B. Heightened Pleading Standard
Section 10(b) of the Securities Exchange Act of 1934 provides that it is unlawful “[t]o use or employ, in connection with the purchase or sale of any security registered on a national securities exchange or any security not so registered . . . any manipulative or deceptive device or contrivance ....” 15 U.S.C. § 78j(b). Under this section, the SEC promulgated Rule 10b-5, which makes it unlawful, among other things, “[t]o make any untrue statement of a material fact or to omit to state a material fact necessary in order to make the statements made, in the light of the circumstances under which they were made, not misleading.” 17 C.F.R. § 240.10b-5(b). To prevail on a claim for violations of either Section 10(b) or Rule 10b-5, a plaintiff must prove six elements: “(1) a material misrepresentation or omission by the defendant; (2) scienter; (3) a connection between the misrepresentation or omission and the purchase or sale of a security; (4) reliance upon the misrepresentation or omission; (5) economic loss; and (6) loss causation.” Stoneridge Inv. Partners, LLC v. Scientific-Atlanta, Inc., 552 U.S. 148, 157 (2008). At the pleading stage, a complaint alleging claims under Section 10(b) and Rule 10b-5 must not only meet the requirements of Federal Rule of Civil Procedure 8, but also satisfy the heightened pleading requirements of both Federal Rule of Civil Procedure 9(b) and the Private Securities Litigation Reform Act (“PSLRA”). In re Rigel Pharm., Inc. Sec. Litig., 697 F.3d 869, 876 (9th Cir. 2012). Under Rule 9(b), claims alleging fraud are subject to a heightened pleading requirement, which requires that a party “state with particularity the circumstances constituting fraud or mistake.” Fed.R.Civ.P. 9(b). Additionally, all private securities fraud complaints are subject to the “more exacting pleading requirements” of the PSLRA, which require that the complaint plead with particularity both falsity and scienter. Zucco Partners, LLC v. Digimarc Corp., 552 F.3d 981, 990 (9th Cir. 2009), as amended (Feb. 10, 2009).
III. REQUEST FOR INCORPORATION BY REFERENCE AND JUDICIAL NOTICE
Defendants request that the Court incorporate by reference or take judicial notice of Exhibits 1-20 to the Declaration of Marie C. Bafus. Dkt. No. 52. Plaintiff requests that the Court take judicial notice of the consensus estimate from the Declaration of John T. Jasnoch. Dkt. No. 60.
A. Incorporation by Reference
In the Ninth Circuit, incorporation by reference is a doctrine that “treats certain documents as though they are part of the complaint itself.” Khoja v. Orexigen Therapeutics, 899 F.3d 988, 1002 (9th Cir. 2018). A document may be incorporated by reference into a complaint “if the plaintiff refers extensively to the document or the document forms the basis of the plaintiff's claim.” United States v. Ritchie, 342 F.3d 903, 908 (9th Cir. 2003). “Once a document is deemed incorporated by reference, the entire document is assumed to be true for purposes of a motion to dismiss, and both parties-and the Court-are free to refer to any of its contents.” In re NVIDIA Corp. Sec.
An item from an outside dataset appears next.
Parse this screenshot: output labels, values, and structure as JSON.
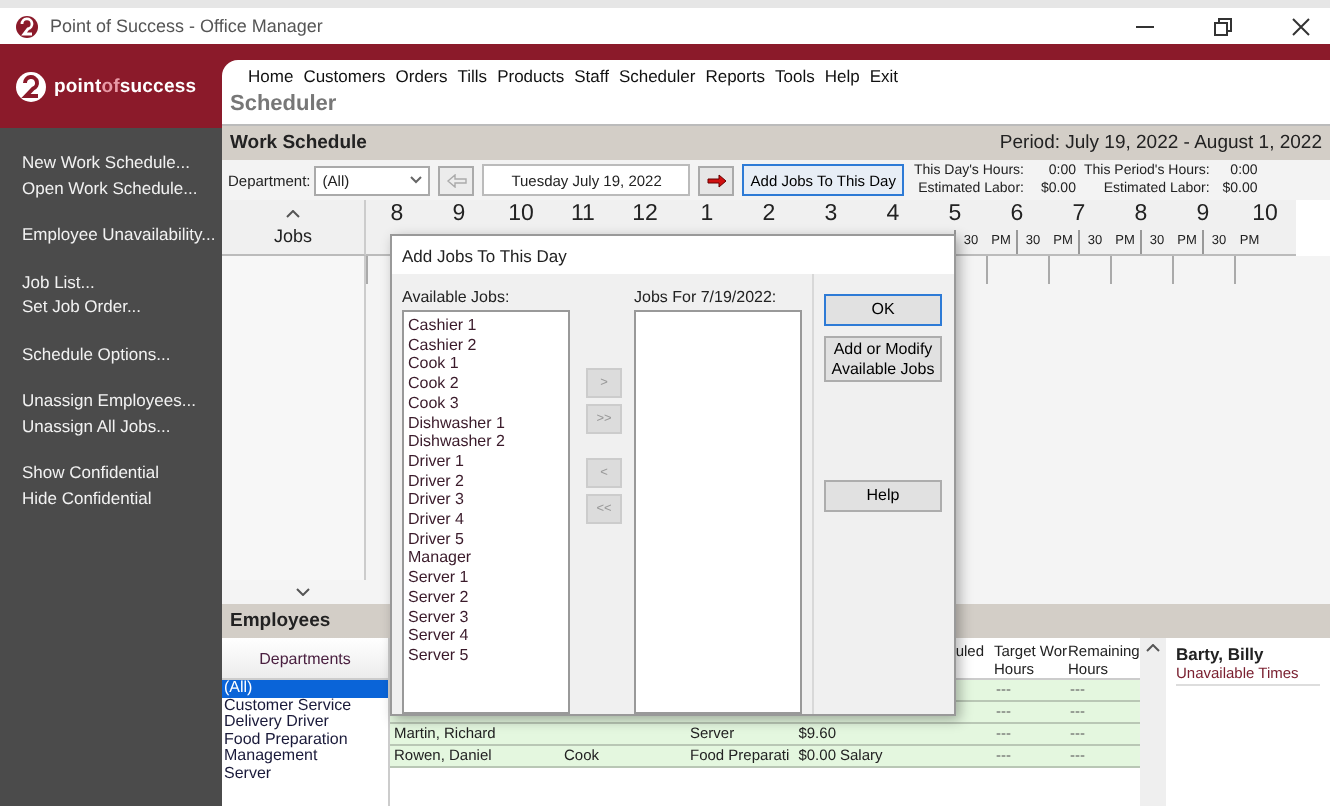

Litig., 768 F.3d 1046, 1058 n.10 (9th Cir. 2014) (internal quotation marks and citation omitted). Although the truth of an incorporated document may not be considered solely to dispute well-pled facts, the Court need not accept as true conclusory allegations that are contradicted by documents referenced in the complaint. See In re Eventbrite, Inc. Securities Litigation, 2020 WL 2042078, at *7 (N.D. Cal. Apr. 28, 2020).
Defendants seek to incorporate Exhibits 1-15 and 18-20 from the Bafus Declaration into the Amended Complaint. Plaintiff does not contest incorporation by reference for Exhibits 1, 6-12 and 19, but opposes the remainder of Defendants' request. The Court finds that Exhibits 1-15, 18, and 19 are quoted or referred to extensively in the Amended Complaint and grants the request to incorporate these documents by reference.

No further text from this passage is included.